Perfectly formed minor masterpiece by writer/director Brad Silberling that was ravaged by the critics when it first came out. It's best not to know anything about this film, just watch it and let it grab you. Strong cast on top form with Jake Gyllenhaal, Dustin Hoffman, Susan Sarandon, newcomer Ellen Pompeo and Holly Hunter.
Nugget: bravely drawn-out exposition keeps you learning about the characters throughout the film.
Read the full review on FilmExposed.
[Update: Friday 17 June 2011: looks like FilmExposed is no more, so that link is broken. But, lucky for you, I kept a backup.]
Jake Gyllenhaal 4-Disc Box Set: Moonlight Mile DVD (15)
Dir: Brad Silberling, 2002, USA, 114 mins
Cast: Jake Gyllenhaal, Dustin Hoffman, Susan Sarandon, Ellen Pompeo, Holly Hunter
Joe Nast (Gyllenhaal)'s fiancée is dead: shot as a bystander in a smalltown New England diner.

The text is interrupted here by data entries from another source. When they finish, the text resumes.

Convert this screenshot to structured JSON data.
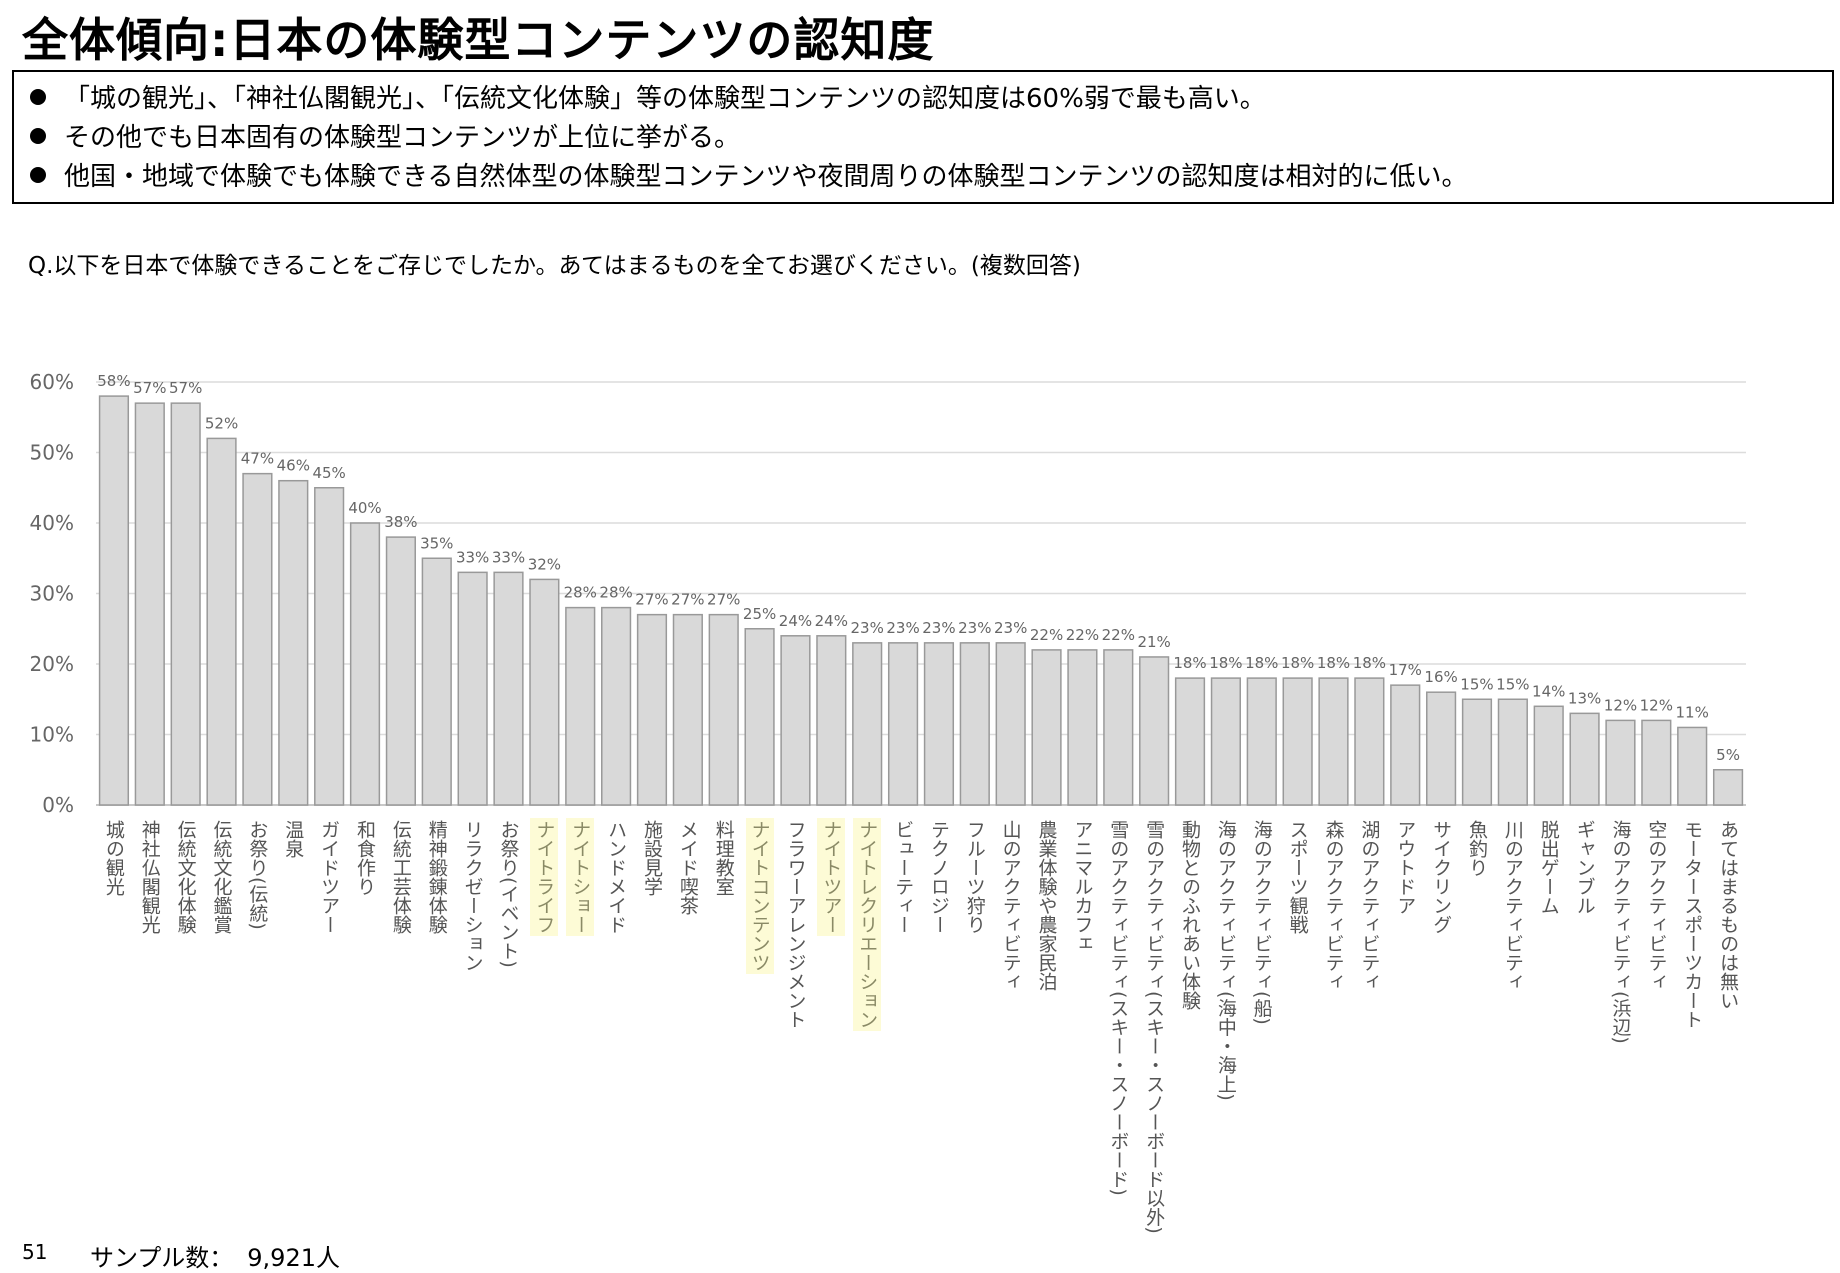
{
  "title": "全体傾向:日本の体験型コンテンツの認知度",
  "summary": [
    "「城の観光」、「神社仏閣観光」、「伝統文化体験」等の体験型コンテンツの認知度は60%弱で最も高い。",
    "その他でも日本固有の体験型コンテンツが上位に挙がる。",
    "他国・地域で体験でも体験できる自然体型の体験型コンテンツや夜間周りの体験型コンテンツの認知度は相対的に低い。"
  ],
  "question": "Q.以下を日本で体験できることをご存じでしたか。あてはまるものを全てお選びください。(複数回答)",
  "footer": {
    "page": "51",
    "sample_label": "サンプル数：",
    "sample_value": "9,921人"
  },
  "chart_data": {
    "type": "bar",
    "title": "",
    "xlabel": "",
    "ylabel": "",
    "ylim": [
      0,
      60
    ],
    "yticks": [
      "0%",
      "10%",
      "20%",
      "30%",
      "40%",
      "50%",
      "60%"
    ],
    "grid": true,
    "bar_color": "#d9d9d9",
    "highlight_color": "#fdfbd6",
    "categories": [
      "城の観光",
      "神社仏閣観光",
      "伝統文化体験",
      "伝統文化鑑賞",
      "お祭り(伝統)",
      "温泉",
      "ガイドツアー",
      "和食作り",
      "伝統工芸体験",
      "精神鍛錬体験",
      "リラクゼーション",
      "お祭り(イベント)",
      "ナイトライフ",
      "ナイトショー",
      "ハンドメイド",
      "施設見学",
      "メイド喫茶",
      "料理教室",
      "ナイトコンテンツ",
      "フラワーアレンジメント",
      "ナイトツアー",
      "ナイトレクリエーション",
      "ビューティー",
      "テクノロジー",
      "フルーツ狩り",
      "山のアクティビティ",
      "農業体験や農家民泊",
      "アニマルカフェ",
      "雪のアクティビティ(スキー・スノーボード)",
      "雪のアクティビティ(スキー・スノーボード以外)",
      "動物とのふれあい体験",
      "海のアクティビティ(海中・海上)",
      "海のアクティビティ(船)",
      "スポーツ観戦",
      "森のアクティビティ",
      "湖のアクティビティ",
      "アウトドア",
      "サイクリング",
      "魚釣り",
      "川のアクティビティ",
      "脱出ゲーム",
      "ギャンブル",
      "海のアクティビティ(浜辺)",
      "空のアクティビティ",
      "モータースポーツカート",
      "あてはまるものは無い"
    ],
    "values": [
      58,
      57,
      57,
      52,
      47,
      46,
      45,
      40,
      38,
      35,
      33,
      33,
      32,
      28,
      28,
      27,
      27,
      27,
      25,
      24,
      24,
      23,
      23,
      23,
      23,
      23,
      22,
      22,
      22,
      21,
      18,
      18,
      18,
      18,
      18,
      18,
      17,
      16,
      15,
      15,
      14,
      13,
      12,
      12,
      11,
      5
    ],
    "value_labels": [
      "58%",
      "57%",
      "57%",
      "52%",
      "47%",
      "46%",
      "45%",
      "40%",
      "38%",
      "35%",
      "33%",
      "33%",
      "32%",
      "28%",
      "28%",
      "27%",
      "27%",
      "27%",
      "25%",
      "24%",
      "24%",
      "23%",
      "23%",
      "23%",
      "23%",
      "23%",
      "22%",
      "22%",
      "22%",
      "21%",
      "18%",
      "18%",
      "18%",
      "18%",
      "18%",
      "18%",
      "17%",
      "16%",
      "15%",
      "15%",
      "14%",
      "13%",
      "12%",
      "12%",
      "11%",
      "5%"
    ],
    "highlighted": [
      "ナイトライフ",
      "ナイトショー",
      "ナイトコンテンツ",
      "ナイトツアー",
      "ナイトレクリエーション"
    ]
  }
}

He's staying with her parents Ben and Jojo Floss (Hoffman and Sarandon) for the funeral and its aftermath. They treat him like a son-in-law. There are warm bonds between them, beyond just the dead girl they have in common. Yet Joe isn't being quite honest with the Flosses or with himself.
Writer/director Brad Silberling has produced a perfectly crafted minor masterpiece. Impeccably acted by a strong cast, including Holly Hunter as Mona Camp, the lawyer prosecuting the man who murdered the Floss' daughter. Newcomer Ellen Pompeo plays Bertie Knox, a girl Joe meets who is also going through a grieving process for her lost lover, Cal.

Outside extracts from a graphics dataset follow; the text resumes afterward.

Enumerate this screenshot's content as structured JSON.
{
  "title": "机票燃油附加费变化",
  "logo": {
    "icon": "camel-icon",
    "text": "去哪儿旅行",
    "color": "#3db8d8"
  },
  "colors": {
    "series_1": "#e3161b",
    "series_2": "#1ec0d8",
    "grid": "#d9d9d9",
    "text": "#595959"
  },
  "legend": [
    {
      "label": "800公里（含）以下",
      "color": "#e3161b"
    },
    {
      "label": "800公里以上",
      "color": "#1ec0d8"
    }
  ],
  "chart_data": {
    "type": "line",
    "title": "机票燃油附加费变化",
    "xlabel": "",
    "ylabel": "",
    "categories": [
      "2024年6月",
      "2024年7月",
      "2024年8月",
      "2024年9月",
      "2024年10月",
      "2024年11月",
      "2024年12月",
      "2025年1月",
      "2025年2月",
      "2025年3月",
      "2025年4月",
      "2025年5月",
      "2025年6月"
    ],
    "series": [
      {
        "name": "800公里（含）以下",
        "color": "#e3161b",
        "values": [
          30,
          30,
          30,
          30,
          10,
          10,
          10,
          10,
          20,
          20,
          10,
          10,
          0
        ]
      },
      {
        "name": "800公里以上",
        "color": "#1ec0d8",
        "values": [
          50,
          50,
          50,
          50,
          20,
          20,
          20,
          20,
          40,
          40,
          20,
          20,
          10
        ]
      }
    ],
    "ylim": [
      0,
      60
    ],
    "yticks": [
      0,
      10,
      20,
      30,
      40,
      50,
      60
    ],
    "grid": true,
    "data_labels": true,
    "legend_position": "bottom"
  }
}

Set around 1973, the unrest in the outside world is a faint background to the Floss' problems. The family dog is called Nixon and it's implied that Cal is missing in Vietnam. Like the soundtrack of low-key B-sides, these details deftly determine the mood. (The music never screams "Listen to me!" like Tarantino or John Williams.) Silberling admits he writes to music and encouraged his actors to listen to the same songs on set. The lyrics often complement the onscreen situation.
Hoffman and Sarandon are a natural couple. Their imperfect but loving marriage is indelibly plausible. They seem to be coping admirably with their daughter's death; but each character in turn chokes towards their breakdown. When the three of them are sitting in front of the TV, Ben cryptically acknowledges, "I almost slipped and he broke my fall," at once thanking Joe for rescuing him in a moment of emotional weakness, while protecting Jojo from this knowledge. Gyllenhaal gives an assured performance, much of his acting without words (he jokes on the commentary that he's all "ums" and ellipses); yet when he does speak, the lines are flawlessly delivered.
The relationships between the characters aren't telegraphed; they emerge gradually through dialogue. Joe is so intimate with the Flosses that it appears at first he's their son. The lost fiancée/daughter, Dianne, is a constant presence in the film, and yet she only appears in a glimpsed photograph, a half-waking dream. (No need for schmaltzy flashbacks.) In some ways the film is about how a person lives on in the lives of the people who loved her. In a typically delicate touch, Jojo wears her daughter's watches, winding them each day, as if to keep her alive by keeping her time going.
The plot revolves to reveal its unironed creases, keeping us interested without gimmicks. The exposition extends well beyond the hour-mark: a brave filmmaking decision; one that is closer to a play script. It's best to know as little as possible about this film, just to watch it and let it grip you.
Includes two commentary tracks by the director, and the director and cast (Hoffman and Gyllenhaal) with some amusing rapport and fascinating insights into the filmmaking process; deleted scenes with director's commentary; and a 22-minute bog standard promotional "making of" documentary about casting and production.